Pertama adalah ghonimah atau pendapatan dari perang. Dasarnya adalah surat Al-Anfaal 41 dimana secara spesifik menyebutkan 1/5 dari ghanimah adalah untuk Allah dan RasulNya. Di jaman ini berarti ini untuk negara yang  bisa dipakai untuk menutupi berbagai keperluannya. Tetapi karena negeri ini tidak sedang berperang dengan negeri lain, maka pendapatan dari ghanimah ini tidak ada untuk saat ini.

Kedua adalah fai’  yaitu pendapatan dari penaklukan negeri lain tanpa melalui peperangan, dasarnya adalah surat Al-Hasr ayat 6 dan 7. Seluruhnya adalah untuk Allah dan RasulNya, keluarga Rasul, anak yatim, orang miskin dan orang dalam perjalanan. Berarti ini juga untuk negara yang bisa dipakai untuk membiayai kebutuhan-kebutuhannya terutama untuk mensejahterakan rakyat. Tetapi lagi-lagi, kita tidak sedang menaklukkan negeri lain tanpa peperangan – jadi untuk saat ini pendapatan dari fai’ ini juga tidak ada.

Ketiga adalah kharaj, yaitu pajak atau tepatnya sewa atas tanah-tanah yang dikuasai oleh kaum muslimin – melalui perang ataupun tidak – tetapi tanah tersebut tetap digarap oleh non-muslim.
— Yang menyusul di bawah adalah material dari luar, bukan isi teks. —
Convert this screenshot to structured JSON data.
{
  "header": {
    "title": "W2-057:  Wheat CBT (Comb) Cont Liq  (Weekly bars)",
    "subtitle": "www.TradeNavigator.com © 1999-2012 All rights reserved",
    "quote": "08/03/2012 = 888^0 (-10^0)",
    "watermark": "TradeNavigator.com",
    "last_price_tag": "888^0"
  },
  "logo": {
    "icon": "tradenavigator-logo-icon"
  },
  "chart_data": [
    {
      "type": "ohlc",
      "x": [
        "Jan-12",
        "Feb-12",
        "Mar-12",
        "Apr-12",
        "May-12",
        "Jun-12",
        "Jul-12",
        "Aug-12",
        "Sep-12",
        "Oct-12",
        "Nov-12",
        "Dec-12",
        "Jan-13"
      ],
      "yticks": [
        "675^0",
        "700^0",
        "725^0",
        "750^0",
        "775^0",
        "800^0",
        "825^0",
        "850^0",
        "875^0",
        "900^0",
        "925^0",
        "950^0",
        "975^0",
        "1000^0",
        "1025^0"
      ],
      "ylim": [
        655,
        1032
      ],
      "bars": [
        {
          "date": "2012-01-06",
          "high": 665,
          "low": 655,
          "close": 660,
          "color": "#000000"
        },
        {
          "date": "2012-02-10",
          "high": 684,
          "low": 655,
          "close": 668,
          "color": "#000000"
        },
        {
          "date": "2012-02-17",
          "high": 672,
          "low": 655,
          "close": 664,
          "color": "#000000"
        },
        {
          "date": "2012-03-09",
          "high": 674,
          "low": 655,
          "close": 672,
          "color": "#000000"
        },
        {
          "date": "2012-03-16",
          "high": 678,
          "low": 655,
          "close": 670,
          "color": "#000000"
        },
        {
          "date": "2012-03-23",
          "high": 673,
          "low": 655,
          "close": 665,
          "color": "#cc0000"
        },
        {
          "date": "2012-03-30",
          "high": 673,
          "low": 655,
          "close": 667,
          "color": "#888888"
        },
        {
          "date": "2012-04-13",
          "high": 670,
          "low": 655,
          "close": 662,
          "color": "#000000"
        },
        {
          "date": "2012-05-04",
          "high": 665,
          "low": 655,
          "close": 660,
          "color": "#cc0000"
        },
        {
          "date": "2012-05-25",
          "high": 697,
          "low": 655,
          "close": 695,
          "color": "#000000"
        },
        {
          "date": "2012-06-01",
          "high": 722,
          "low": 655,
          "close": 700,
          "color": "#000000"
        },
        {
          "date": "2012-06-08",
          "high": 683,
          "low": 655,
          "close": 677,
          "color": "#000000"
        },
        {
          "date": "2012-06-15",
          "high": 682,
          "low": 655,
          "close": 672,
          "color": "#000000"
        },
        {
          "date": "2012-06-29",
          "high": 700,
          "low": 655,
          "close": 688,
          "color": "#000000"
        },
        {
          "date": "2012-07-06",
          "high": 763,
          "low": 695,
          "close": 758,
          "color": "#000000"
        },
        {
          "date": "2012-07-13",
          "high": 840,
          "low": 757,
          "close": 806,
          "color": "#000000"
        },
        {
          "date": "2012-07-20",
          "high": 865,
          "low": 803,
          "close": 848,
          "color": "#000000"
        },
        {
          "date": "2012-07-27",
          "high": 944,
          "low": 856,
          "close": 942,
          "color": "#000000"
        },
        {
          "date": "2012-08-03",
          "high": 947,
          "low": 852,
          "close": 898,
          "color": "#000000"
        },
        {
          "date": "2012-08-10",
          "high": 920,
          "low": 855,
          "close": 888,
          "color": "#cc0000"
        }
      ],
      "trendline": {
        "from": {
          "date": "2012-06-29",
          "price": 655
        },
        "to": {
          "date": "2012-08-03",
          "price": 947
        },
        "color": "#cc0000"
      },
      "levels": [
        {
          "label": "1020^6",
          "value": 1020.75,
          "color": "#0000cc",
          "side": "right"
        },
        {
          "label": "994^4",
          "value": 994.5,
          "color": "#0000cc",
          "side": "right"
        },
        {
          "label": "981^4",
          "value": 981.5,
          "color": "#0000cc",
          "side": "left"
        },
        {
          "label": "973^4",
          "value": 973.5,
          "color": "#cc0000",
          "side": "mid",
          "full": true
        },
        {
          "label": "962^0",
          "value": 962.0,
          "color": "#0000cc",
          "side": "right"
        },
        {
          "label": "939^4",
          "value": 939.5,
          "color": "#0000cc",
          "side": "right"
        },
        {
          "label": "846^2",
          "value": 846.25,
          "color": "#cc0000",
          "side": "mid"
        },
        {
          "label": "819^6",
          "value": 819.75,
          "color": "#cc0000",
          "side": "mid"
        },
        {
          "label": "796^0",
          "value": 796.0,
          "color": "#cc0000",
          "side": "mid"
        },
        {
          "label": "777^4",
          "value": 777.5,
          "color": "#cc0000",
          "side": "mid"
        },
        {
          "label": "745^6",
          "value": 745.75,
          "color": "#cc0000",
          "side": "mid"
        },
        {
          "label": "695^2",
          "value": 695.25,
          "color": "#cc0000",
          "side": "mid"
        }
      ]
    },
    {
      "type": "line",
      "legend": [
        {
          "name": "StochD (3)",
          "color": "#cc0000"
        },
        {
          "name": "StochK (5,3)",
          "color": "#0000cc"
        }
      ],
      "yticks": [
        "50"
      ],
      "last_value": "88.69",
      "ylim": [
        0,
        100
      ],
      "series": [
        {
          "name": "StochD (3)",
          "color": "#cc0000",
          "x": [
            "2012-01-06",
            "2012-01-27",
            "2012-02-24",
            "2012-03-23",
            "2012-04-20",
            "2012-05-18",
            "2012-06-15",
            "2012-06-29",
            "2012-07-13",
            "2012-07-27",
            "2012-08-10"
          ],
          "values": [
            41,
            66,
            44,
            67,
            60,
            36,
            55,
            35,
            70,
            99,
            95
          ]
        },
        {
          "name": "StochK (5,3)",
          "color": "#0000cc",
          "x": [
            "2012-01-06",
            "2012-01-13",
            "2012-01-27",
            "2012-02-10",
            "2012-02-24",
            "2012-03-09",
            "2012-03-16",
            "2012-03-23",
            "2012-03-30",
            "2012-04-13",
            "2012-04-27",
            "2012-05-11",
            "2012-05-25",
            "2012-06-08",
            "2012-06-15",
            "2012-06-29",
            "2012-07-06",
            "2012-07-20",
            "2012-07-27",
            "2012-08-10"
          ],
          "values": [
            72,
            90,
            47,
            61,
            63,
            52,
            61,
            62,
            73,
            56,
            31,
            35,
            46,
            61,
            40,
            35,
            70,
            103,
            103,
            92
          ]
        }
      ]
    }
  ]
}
Dasarnya adalah apa yang dilakukan oleh Rasulullah Shallallahu ‘Alaih Wasalllam atas tanah-tanah Fadak, Khaibar dan eks tanah Banu Nadhir. Pendapatan kharaj dari tanah-tanah tersebut dipakai untuk membiayai perang, menyantuni fakir miskin, orang dalam perjalanan dlsb.

Hal yang sama dilakukan ketika di jaman Khalifah Umar bin Khattab banyak melakukan penaklukan demi penaklukan. Tanah-tanah Iraq, Syria, Mesir dlsb. yang ditaklukkannya – tidak kemudian dibagi sebagai pendapatan ghanimah. Tanah-tanah tersebut menjadi milik pemerintahan kaum muslimin dan  tetap digarap pemiliknya semula,  tetapi mereka membayar kharaj ke pemerintahan Islam.

Kita memang bukan negeri Islam dan tidak memiliki tanah kharajiyah ini, tetapi negeri ini punya banyak lahan yang tidak atau kurang produktif – atau menggunakan istilah Al-Qur’an adalah tanah yang mati. Tanah-tanah seperti ini ini tetap milik negara dan sebenarnya bisa disewakan saja ke siapa saja yang bisa memakmurkannya – pendapatan sewa inilah yang bisa mengambil dari inspirasi kharaj dari negeri muslim di masa lampau.